At this price level, FPTS is estimated to generate approximately 68 billion VND from the sale of MSH shares.

MSH rebounds swiftly after tariff shock

According to FPTS’ announcement, the purpose of the transaction is to conduct proprietary trading. The last time the securities company sold MSH shares was from April to May 2022, executing nearly 90,000 shares out of the registered 883,000 shares.

The investment in MSH has long been known as an extremely profitable venture for FPTS. As of March 31, 2025, the investment value in MSH shares reached nearly 572 billion VND, 42 times the purchase price.

This particular investment has, on numerous occasions, been a significant factor in FPTS’ quarterly and annual profit fluctuations, as evident through the unrealized profit portion.

FPTS’ announcement to sell nearly 1.2 million MSH shares came not long after its CEO, Nguyen Diep Tung, made notable remarks about this investment at the 2025 Annual General Meeting held on April 1. In response to a shareholder’s question regarding the timing of profit-taking on MSH, Mr. Tung stated that FPTS had no such intention.

“FPTS does not focus on proprietary trading on the exchange, as it would conflict with the interests of our clients. We only engage in direct investments in unlisted companies and accompany them, as in the case of MSH. FPTS has been with MSH for over a decade and has no plans to leave as long as the partnership remains beneficial to our shareholders.”

“However, I cannot affirm that we won’t take profits in 2025 because if anything changes, we must adapt and take action rather than remain stagnant”, he added.

In addition to the investment relationship, FPTS’ Director of Corporate Finance Advisory, Ms. Nguyen Thi Hanh, currently serves as a member of MSH‘s Board of Directors.

Maintaining a positive outlook on the textile industry

In FPTS’ thematic report “Impact of US-China Trade Negotiations” updated on May 20, focusing on the current tariff scenario with Vietnam (and most other countries) at 10% and China at 30%, the analytics team maintained a positive outlook on export-oriented industries, including textiles.

“Garment exports increased by 2.3% year-over-year, a decrease of 0.7 percentage points from the report on April 11, as Vietnam’s additional tariffs are now only 25 percentage points lower than China’s (down from approximately 115 percentage points) assuming current tariff rates remain through 2025” – FPTS commented.

According to FPTS, the outcome of the US-China trade negotiations will impact the listed garment companies in Vietnam from the second half of June 2025 due to the typical sea freight time of 30-45 days from Vietnam to the US.

To meet the deadline for garment orders arriving in the US before July 9, 2025, Vietnamese garment companies must place orders in the first half of June 2025. For most of the second quarter of 2025, Vietnam’s garment industry enjoyed significantly lower tariffs compared to China and on par with South Asian garment-producing countries.

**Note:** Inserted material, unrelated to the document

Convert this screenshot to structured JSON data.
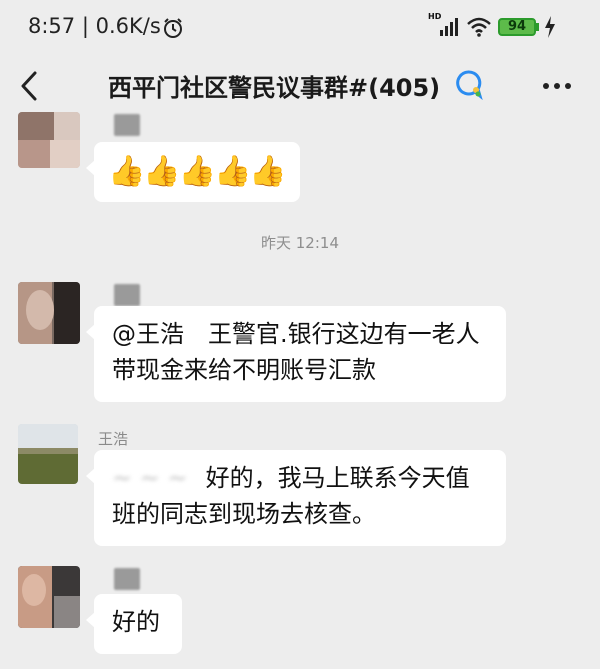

The report also cited statements from MSH and two other companies, HTG and TNG: In the second quarter, orders from US customers were not canceled, and they requested expedited delivery to take advantage of the 90-day tariff suspension.

Additionally, as China faces higher tariffs, it has created opportunities for these companies to receive some small orders diverted from China. However, unit prices for garment processing tend to decrease by about 1-2% compared to previously signed prices, potentially impacting the gross profit margin of listed garment companies in the second quarter.